Por que é tão difícil chegar a um cessar-fogo na Faixa de Gaza?
O principal obstáculo para chegarmos a um acordo de cessar-fogo é Benjamin Netanyahu e seu grupo de direita. Netanyahu não planeja alcançar um cessar-fogo, pois sabe que, no dia seguinte à trégua, haverá comitês de investigação e ele poderá ir para a prisão. A carreira política dele acabaria imediatamente. Por isso, ele está muito relutante e utiliza as negociações para prolongar a guerra contra Gaza e enviar delegações sem preparo necessário para tratativas sérias. Apelamos por um cessar-fogo completo e sustentável, pela retirada total das forças israelenses da Faixa de Gaza e pelo retorno das pessoas que foram expulsas de suas casas e vilarejos depois de 7 de outubro. Também pedimos uma grande operação de socorro e de reconstrução da Faixa de Gaza. Ao mesmo tempo, o engajamento em um acordo tácito para a troca de prisioneiros. Infelizmente, Netanyahu tem se recusado a aceitar um cessar-fogo sustentável e duradouro, e a retirar suas forças da Faixa de Gaza. Sem aceitar essas demandas, acho que não há como chegarmos a um cessar-fogo. Não podemos aceitar uma reocupação da Faixa de Gaza nem dar aos israelenses sinal verde para que lancem nova agressão. Não podemos aceitar 1,3 milhão de palestinos desalojados. Não podemos mantê-los em tendas, sem acesso a necessidades básicas.

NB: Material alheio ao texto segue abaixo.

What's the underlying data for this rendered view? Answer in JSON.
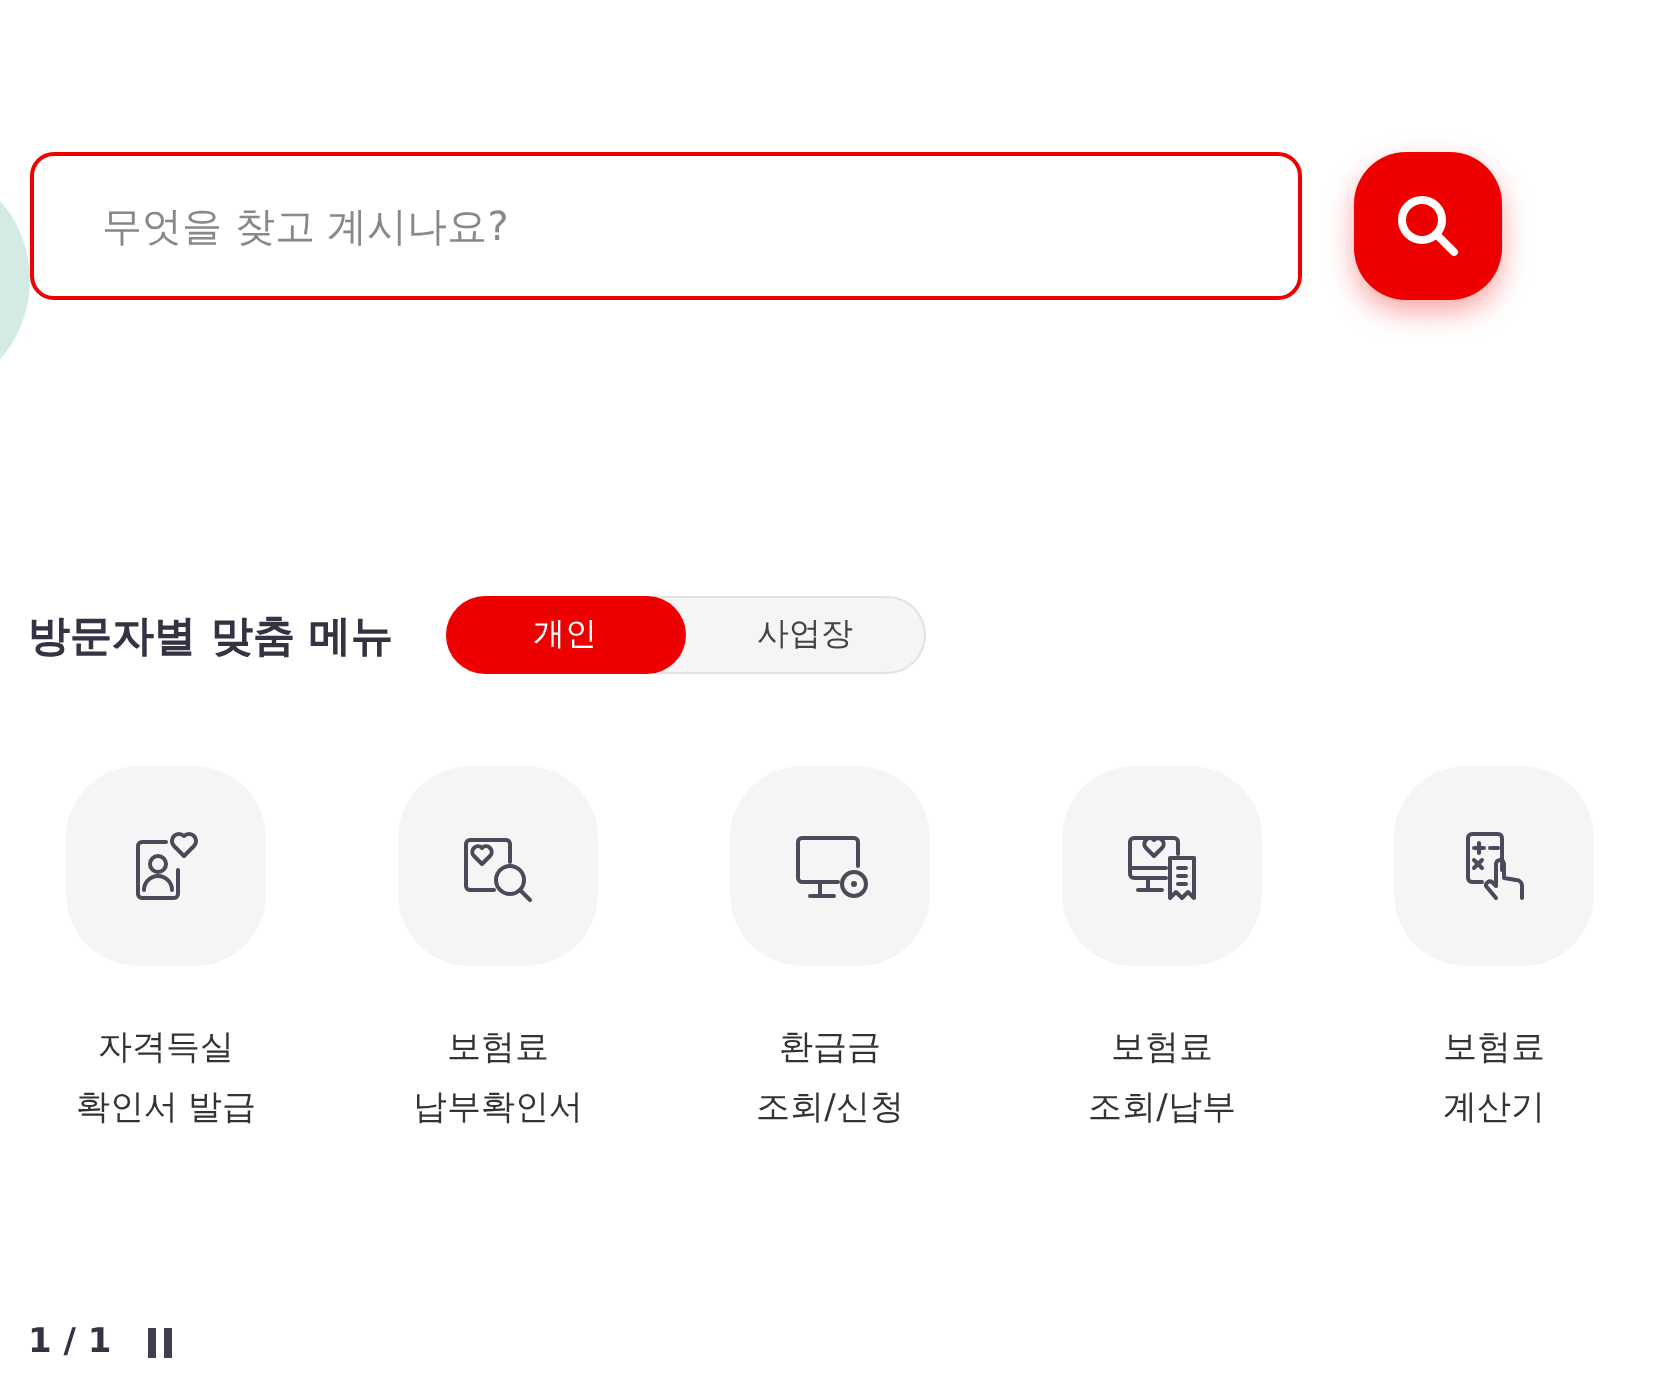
{
  "search": {
    "placeholder": "무엇을 찾고 계시나요?"
  },
  "menu": {
    "title": "방문자별 맞춤 메뉴",
    "tabs": [
      {
        "label": "개인",
        "selected": true
      },
      {
        "label": "사업장",
        "selected": false
      }
    ],
    "items": [
      {
        "kind": "certificate",
        "lines": [
          "자격득실",
          "확인서 발급"
        ]
      },
      {
        "kind": "search-doc",
        "lines": [
          "보험료",
          "납부확인서"
        ]
      },
      {
        "kind": "monitor-coin",
        "lines": [
          "환급금",
          "조회/신청"
        ]
      },
      {
        "kind": "monitor-receipt",
        "lines": [
          "보험료",
          "조회/납부"
        ]
      },
      {
        "kind": "calculator",
        "lines": [
          "보험료",
          "계산기"
        ]
      }
    ]
  },
  "pager": {
    "text": "1 / 1"
  }
}
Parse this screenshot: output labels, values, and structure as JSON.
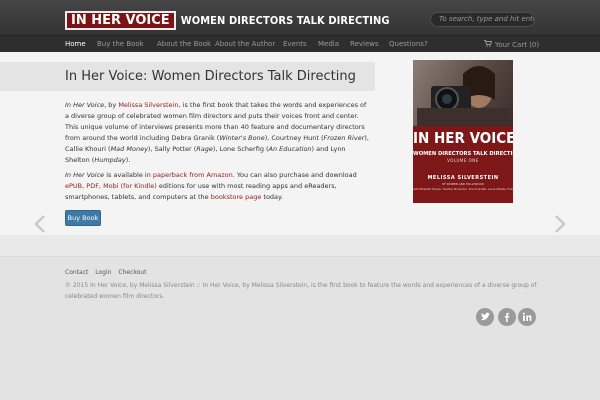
{
  "header": {
    "logo_main": "IN HER VOICE",
    "logo_sub": "WOMEN DIRECTORS TALK DIRECTING",
    "search_placeholder": "To search, type and hit ente"
  },
  "nav": {
    "items": [
      {
        "label": "Home",
        "active": true
      },
      {
        "label": "Buy the Book"
      },
      {
        "label": "About the Book"
      },
      {
        "label": "About the Author"
      },
      {
        "label": "Events"
      },
      {
        "label": "Media"
      },
      {
        "label": "Reviews"
      },
      {
        "label": "Questions?"
      }
    ],
    "cart_label": "Your Cart (0)"
  },
  "main": {
    "title": "In Her Voice: Women Directors Talk Directing",
    "p1": {
      "s1": "In Her Voice",
      "s2": ", by ",
      "s3": "Melissa Silverstein",
      "s4": ", is the first book that takes the words and experiences of a diverse group of celebrated women film directors and puts their voices front and center. This unique volume of interviews presents more than 40 feature and documentary directors from around the world including Debra Granik (",
      "s5": "Winter's Bone",
      "s6": "), Courtney Hunt (",
      "s7": "Frozen River",
      "s8": "), Callie Khouri (",
      "s9": "Mad Money",
      "s10": "), Sally Potter (",
      "s11": "Rage",
      "s12": "), Lone Scherfig (",
      "s13": "An Education",
      "s14": ") and Lynn Shelton (",
      "s15": "Humpday",
      "s16": ")."
    },
    "p2": {
      "s1": "In Her Voice",
      "s2": " is available in ",
      "s3": "paperback from Amazon",
      "s4": ". You can also purchase and download ",
      "s5": "ePUB, PDF, Mobi (for Kindle)",
      "s6": " editions for use with most reading apps and eReaders, smartphones, tablets, and computers at the ",
      "s7": "bookstore page",
      "s8": " today."
    },
    "buy_button": "Buy Book"
  },
  "book": {
    "title": "IN HER VOICE",
    "subtitle": "WOMEN DIRECTORS TALK DIRECTING",
    "volume": "VOLUME ONE",
    "author": "MELISSA SILVERSTEIN",
    "by_line": "OF WOMEN AND HOLLYWOOD",
    "contributors": "with Elizabeth Harper, Heather McLendon, Eva Krainitzki, Laura Shields, Emilie Stengel"
  },
  "footer": {
    "links": [
      "Contact",
      "Login",
      "Checkout"
    ],
    "copyright": "© 2015 In Her Voice, by Melissa Silverstein  ::  In Her Voice, by Melissa Silverstein, is the first book to feature the words and experiences of a diverse group of celebrated women film directors.",
    "social": [
      "twitter-icon",
      "facebook-icon",
      "linkedin-icon"
    ]
  },
  "colors": {
    "accent": "#7a1416",
    "link": "#8c1d1d",
    "button": "#3f79a6"
  }
}
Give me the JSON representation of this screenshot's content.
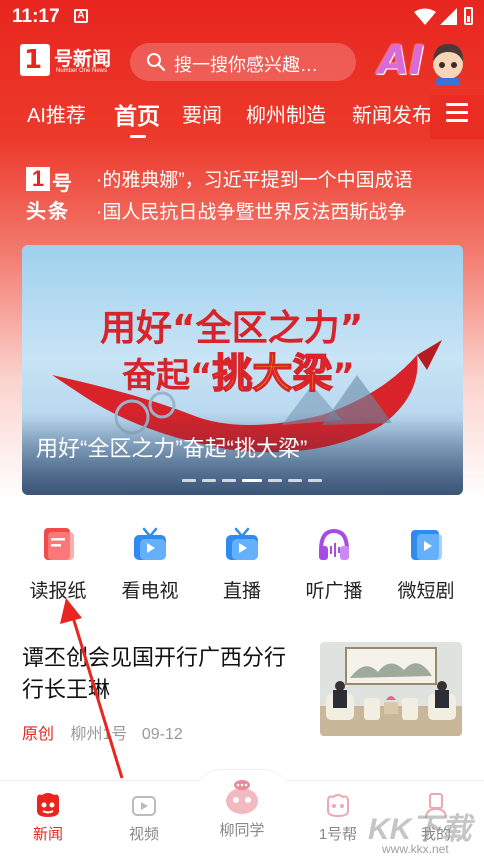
{
  "status_bar": {
    "time": "11:17",
    "notification_letter": "A"
  },
  "header": {
    "logo_num": "1",
    "logo_name": "号新闻",
    "logo_subtitle": "Number One News",
    "search_placeholder": "搜一搜你感兴趣…",
    "ai_label": "AI"
  },
  "tabs": [
    {
      "label": "AI推荐",
      "active": false
    },
    {
      "label": "首页",
      "active": true
    },
    {
      "label": "要闻",
      "active": false
    },
    {
      "label": "柳州制造",
      "active": false
    },
    {
      "label": "新闻发布",
      "active": false
    }
  ],
  "headline": {
    "logo_num": "1",
    "logo_hao": "号",
    "logo_toutiao": "头条",
    "items": [
      "·的雅典娜”，习近平提到一个中国成语",
      "·国人民抗日战争暨世界反法西斯战争"
    ]
  },
  "banner": {
    "title_part1": "用好“全区之力”",
    "title_part2_prefix": "奋起“",
    "title_part2_highlight": "挑大梁",
    "title_part2_suffix": "”",
    "caption": "用好“全区之力”奋起“挑大梁”",
    "slide_count": 7,
    "active_slide": 4
  },
  "quick_nav": [
    {
      "label": "读报纸",
      "icon": "newspaper-icon",
      "color": "#f04a4a"
    },
    {
      "label": "看电视",
      "icon": "tv-icon",
      "color": "#2f8bf0"
    },
    {
      "label": "直播",
      "icon": "live-tv-icon",
      "color": "#2f8bf0"
    },
    {
      "label": "听广播",
      "icon": "headphones-icon",
      "color": "#a74be6"
    },
    {
      "label": "微短剧",
      "icon": "short-drama-icon",
      "color": "#2f8bf0"
    }
  ],
  "news": [
    {
      "title": "谭丕创会见国开行广西分行行长王琳",
      "tag": "原创",
      "source": "柳州1号",
      "date": "09-12"
    }
  ],
  "bottom_nav": [
    {
      "label": "新闻",
      "icon": "news-icon",
      "active": true
    },
    {
      "label": "视频",
      "icon": "video-icon",
      "active": false
    },
    {
      "label": "柳同学",
      "icon": "assistant-icon",
      "active": false
    },
    {
      "label": "1号帮",
      "icon": "help-icon",
      "active": false
    },
    {
      "label": "我的",
      "icon": "profile-icon",
      "active": false
    }
  ],
  "watermark": {
    "text": "KK下载",
    "url": "www.kkx.net"
  },
  "colors": {
    "brand_red": "#e8261f",
    "text_dark": "#111111",
    "meta_gray": "#999999"
  }
}
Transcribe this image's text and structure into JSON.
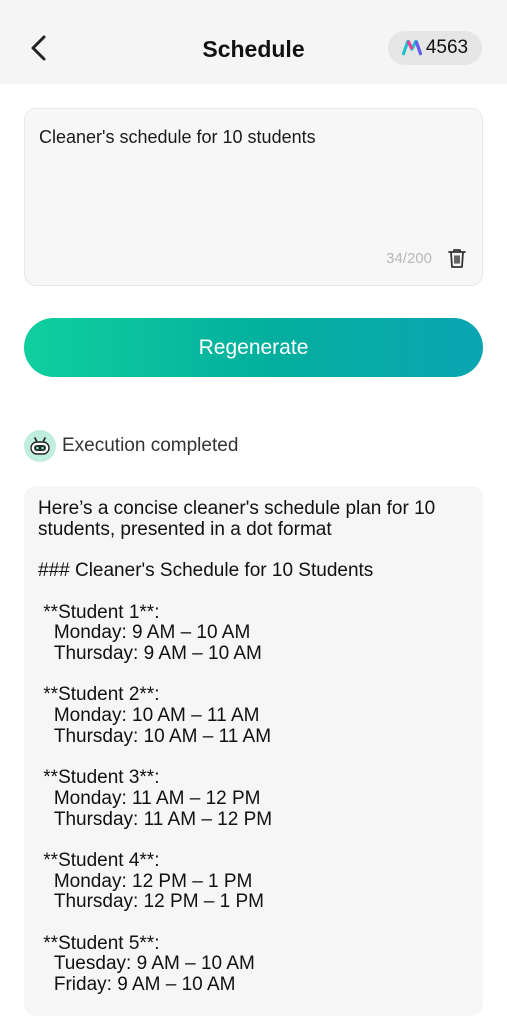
{
  "header": {
    "back_icon": "chevron-left-icon",
    "title": "Schedule",
    "credits_icon": "brand-logo-icon",
    "credits": "4563"
  },
  "prompt": {
    "text": "Cleaner's schedule for 10 students",
    "char_count": "34/200",
    "delete_icon": "trash-icon"
  },
  "actions": {
    "regenerate_label": "Regenerate"
  },
  "status": {
    "avatar_icon": "robot-icon",
    "text": "Execution completed"
  },
  "result": {
    "text": "Here’s a concise cleaner's schedule plan for 10 students, presented in a dot format\n\n### Cleaner's Schedule for 10 Students\n\n **Student 1**:\n   Monday: 9 AM – 10 AM\n   Thursday: 9 AM – 10 AM\n\n **Student 2**:\n   Monday: 10 AM – 11 AM\n   Thursday: 10 AM – 11 AM\n\n **Student 3**:\n   Monday: 11 AM – 12 PM\n   Thursday: 11 AM – 12 PM\n\n **Student 4**:\n   Monday: 12 PM – 1 PM\n   Thursday: 12 PM – 1 PM\n\n **Student 5**:\n   Tuesday: 9 AM – 10 AM\n   Friday: 9 AM – 10 AM"
  },
  "colors": {
    "accent_start": "#10cf9e",
    "accent_end": "#0aa5b2",
    "topbar_bg": "#f5f5f5",
    "card_bg": "#f6f6f6"
  }
}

Em um cenário pós-guerra, o Hamas aceitaria não exercer qualqeur influências sobre o governo palestino e sobre o controle de Gaza?
O dia seguinte à guerra tem que ser um dia dos palestinos. O povo palestino é maduro o bastante para decidir por si mesmo, para escolher sua liderança e sua agenda política. Por que aceitarmos que alguém decida por nós sobre o que fazer ou não? Nós, do Hamas, temos afirmado várias vezes que não insistimos em fazer parte do governo ou em controlar a Faixa de Gaza. Mas, ao mesmo tempo, isso tem que ser decidido pelo povo palestino e pelas facções palestinas, seja por meio de consenso, de referendo ou de eleições. É preciso deixar que o povo palestino escolha. O Hamas não é apenas um grupo militar. O Hamas é um partido político, que representa boa parte dos palestinos. Cerca de 70% dos palestinos ainda apoiam a resistência, apesar da agressão e da destruição. A popularidade do Hamas aumentou depois de 7 de outubro. O Hamas é parte do tecido social e político palestino e deve ser parte do processo decisório no dia seguinte à guerra. Estar ou não no governo é uma decisão que cabe aos palestinos. Estamos prontos a aceitar e a respeitar qualquer vontade palestina.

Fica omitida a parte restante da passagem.